当人们失去最后的希望却放不下心中的那份仇恨的时候,只能去找他们。
“接下来你打算怎么做?”黑蝎长出一口气:“真是没想到你会管这些事情,难道这也是国安组的职责?你最好先想想借口,为什么,你一个国安组的成员,要横加干涉这种案子?”
“因为他造成了巨大影响,让百姓人心动荡,这算不算?”潘红升微微一笑:“就像当初他们随意的找手段为凶手毁灭证据一样,我也可以随意的找理由参与进来!”
“这个理由听起来有点牵强,我劝你还是把这件事交给我处理,那些人渣不值得你亲自出手,听着兄弟,这件事不能感情用事……”黑蝎一只手搭在他肩膀上:“这种对手,用不到你亲自出马,好吗?”
潘红升笑了:“你以为,我这种做法是毫无目的的泄愤吗?相信在我痛打这家伙的时候,花妖那边已经完成了对某些人的证据搜集!”
他笑着把一张纸片递到对方手中:“现在问题的关键就是他,你辛苦点出趟差吧,哪里的环境你比较熟悉。”
黑蝎手持那张名片,大嘴叉子咧开了。
被打之后,高勇简单包扎就匆匆去找牛梅,但是却吃了个闭门羹!
他悲愤的在门外大喝:“姓牛的!你以为这件事可以装在不知道?当初是谁给我钱让我去烧证据!他拼命打我!快打死我了!你要给我赔偿!我看病治伤需要三万!你再不给我钱,我就把你也抖搂出去!”
牛梅当然在家,她的家人正用一种奇怪的眼神看着她。
牛梅的丈夫是个老实巴交的小职员,听到高勇在下面怒骂的内容,用一种难以置信的语气问道:“孩他娘,你居然做了这种事?那笔钱原来是这么来的?”
“你怎么也这么说?这个人是疯子!不要理他!”牛梅气咻咻的抱住女儿:“当着孩子的面不要说这些!”
“当着孩子的面?你也知道当着孩子的面?做出这种事情,你让我们怎么抬起头来做人?当年单位里的人都愤愤的指责,我也骂的最起劲,没想到居然是你!你也参与其中!”丈夫一把把女儿拉了过来,摔门而出:“你自己捣鼓的事情,自己擦屁股吧!我带着孩子去他奶奶家住!”

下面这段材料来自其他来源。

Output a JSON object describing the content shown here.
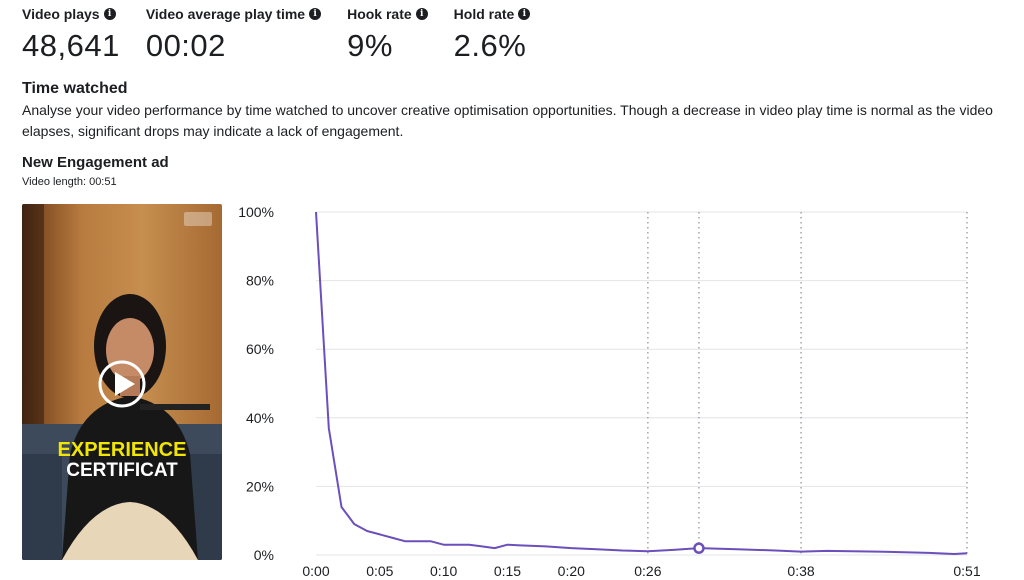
{
  "metrics": [
    {
      "label": "Video plays",
      "value": "48,641",
      "icon": "info-icon"
    },
    {
      "label": "Video average play time",
      "value": "00:02",
      "icon": "info-icon"
    },
    {
      "label": "Hook rate",
      "value": "9%",
      "icon": "info-icon"
    },
    {
      "label": "Hold rate",
      "value": "2.6%",
      "icon": "info-icon"
    }
  ],
  "section": {
    "title": "Time watched",
    "description": "Analyse your video performance by time watched to uncover creative optimisation opportunities. Though a decrease in video play time is normal as the video elapses, significant drops may indicate a lack of engagement."
  },
  "ad": {
    "title": "New Engagement ad",
    "length_text": "Video length: 00:51",
    "thumbnail_text_line1": "EXPERIENCE",
    "thumbnail_text_line2": "CERTIFICAT",
    "play_icon": "play-icon"
  },
  "chart_data": {
    "type": "line",
    "x_unit": "seconds",
    "xlim": [
      0,
      51
    ],
    "ylim": [
      0,
      100
    ],
    "x_ticks": [
      {
        "t": 0,
        "label": "0:00"
      },
      {
        "t": 5,
        "label": "0:05"
      },
      {
        "t": 10,
        "label": "0:10"
      },
      {
        "t": 15,
        "label": "0:15"
      },
      {
        "t": 20,
        "label": "0:20"
      },
      {
        "t": 26,
        "label": "0:26"
      },
      {
        "t": 38,
        "label": "0:38"
      },
      {
        "t": 51,
        "label": "0:51"
      }
    ],
    "y_ticks": [
      {
        "v": 0,
        "label": "0%"
      },
      {
        "v": 20,
        "label": "20%"
      },
      {
        "v": 40,
        "label": "40%"
      },
      {
        "v": 60,
        "label": "60%"
      },
      {
        "v": 80,
        "label": "80%"
      },
      {
        "v": 100,
        "label": "100%"
      }
    ],
    "dotted_lines_at": [
      26,
      30,
      38,
      51
    ],
    "series": [
      {
        "color": "#6b4fbb",
        "points": [
          [
            0,
            100
          ],
          [
            1,
            37
          ],
          [
            2,
            14
          ],
          [
            3,
            9
          ],
          [
            4,
            7
          ],
          [
            5,
            6
          ],
          [
            6,
            5
          ],
          [
            7,
            4
          ],
          [
            8,
            4
          ],
          [
            9,
            4
          ],
          [
            10,
            3
          ],
          [
            11,
            3
          ],
          [
            12,
            3
          ],
          [
            13,
            2.5
          ],
          [
            14,
            2
          ],
          [
            15,
            3
          ],
          [
            16,
            2.8
          ],
          [
            18,
            2.5
          ],
          [
            20,
            2
          ],
          [
            22,
            1.7
          ],
          [
            24,
            1.3
          ],
          [
            26,
            1.1
          ],
          [
            28,
            1.5
          ],
          [
            30,
            2
          ],
          [
            33,
            1.7
          ],
          [
            36,
            1.3
          ],
          [
            38,
            1
          ],
          [
            40,
            1.2
          ],
          [
            44,
            1
          ],
          [
            48,
            0.6
          ],
          [
            50,
            0.3
          ],
          [
            51,
            0.5
          ]
        ]
      }
    ],
    "highlight_point": [
      30,
      2
    ]
  }
}
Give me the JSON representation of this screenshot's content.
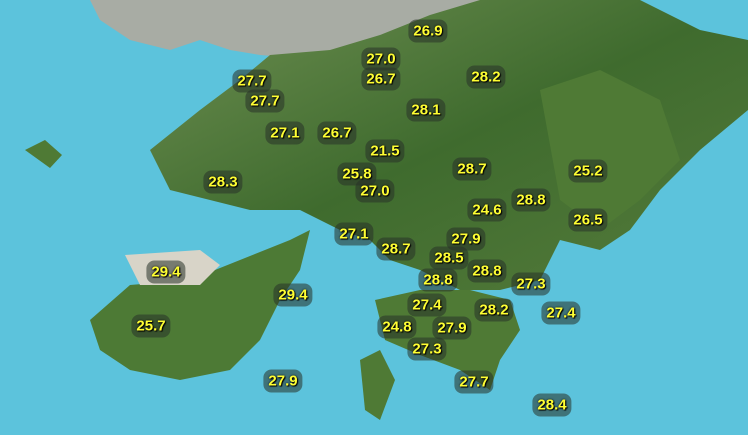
{
  "map": {
    "colors": {
      "sea": "#5cc3dc",
      "land": "#4e7a36",
      "urban": "#a9aea6",
      "label_text": "#ffff33"
    },
    "temperature_readings": [
      "26.9",
      "27.0",
      "26.7",
      "27.7",
      "27.7",
      "28.2",
      "28.1",
      "27.1",
      "26.7",
      "21.5",
      "28.7",
      "25.2",
      "25.8",
      "27.0",
      "28.3",
      "28.8",
      "24.6",
      "26.5",
      "27.1",
      "28.7",
      "27.9",
      "28.5",
      "28.8",
      "28.8",
      "27.3",
      "29.4",
      "29.4",
      "27.4",
      "28.2",
      "27.4",
      "25.7",
      "24.8",
      "27.9",
      "27.3",
      "27.9",
      "27.7",
      "28.4"
    ]
  }
}
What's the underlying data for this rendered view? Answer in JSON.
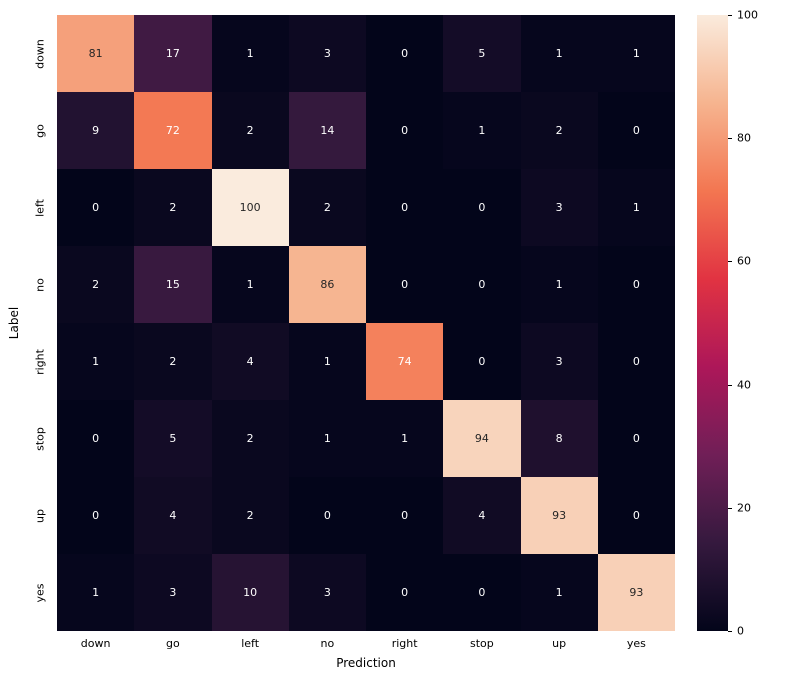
{
  "chart_data": {
    "type": "heatmap",
    "title": "",
    "xlabel": "Prediction",
    "ylabel": "Label",
    "x_categories": [
      "down",
      "go",
      "left",
      "no",
      "right",
      "stop",
      "up",
      "yes"
    ],
    "y_categories": [
      "down",
      "go",
      "left",
      "no",
      "right",
      "stop",
      "up",
      "yes"
    ],
    "matrix": [
      [
        81,
        17,
        1,
        3,
        0,
        5,
        1,
        1
      ],
      [
        9,
        72,
        2,
        14,
        0,
        1,
        2,
        0
      ],
      [
        0,
        2,
        100,
        2,
        0,
        0,
        3,
        1
      ],
      [
        2,
        15,
        1,
        86,
        0,
        0,
        1,
        0
      ],
      [
        1,
        2,
        4,
        1,
        74,
        0,
        3,
        0
      ],
      [
        0,
        5,
        2,
        1,
        1,
        94,
        8,
        0
      ],
      [
        0,
        4,
        2,
        0,
        0,
        4,
        93,
        0
      ],
      [
        1,
        3,
        10,
        3,
        0,
        0,
        1,
        93
      ]
    ],
    "vmin": 0,
    "vmax": 100,
    "colormap": "rocket",
    "colormap_stops": [
      [
        0.0,
        "#03051a"
      ],
      [
        0.143,
        "#35193e"
      ],
      [
        0.286,
        "#701f57"
      ],
      [
        0.429,
        "#ad1759"
      ],
      [
        0.571,
        "#e13342"
      ],
      [
        0.714,
        "#f37651"
      ],
      [
        0.857,
        "#f6b48f"
      ],
      [
        1.0,
        "#faebdd"
      ]
    ],
    "annotation_colors": {
      "light_text": "#ffffff",
      "dark_text": "#262626"
    },
    "colorbar": {
      "position": "right",
      "ticks": [
        0,
        20,
        40,
        60,
        80,
        100
      ]
    },
    "grid": false,
    "legend": false
  }
}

牛梅泪流满面,追出去时邻居都用一种异样的眼神注视着她,仿佛她是来自另一个星球的生物。
那件事情的影响力太大了,几乎无人不知无人不晓,似乎并没有随着时间的推移而淡出人们的视线,而是怨气越来越浓郁。
这股子怨气深深埋藏在每一个有良知的人心里,尽管身份不同戴着不同的面具在这个世界生活,但夜晚摘下面具的时候,都会被自己真实的内心拷问。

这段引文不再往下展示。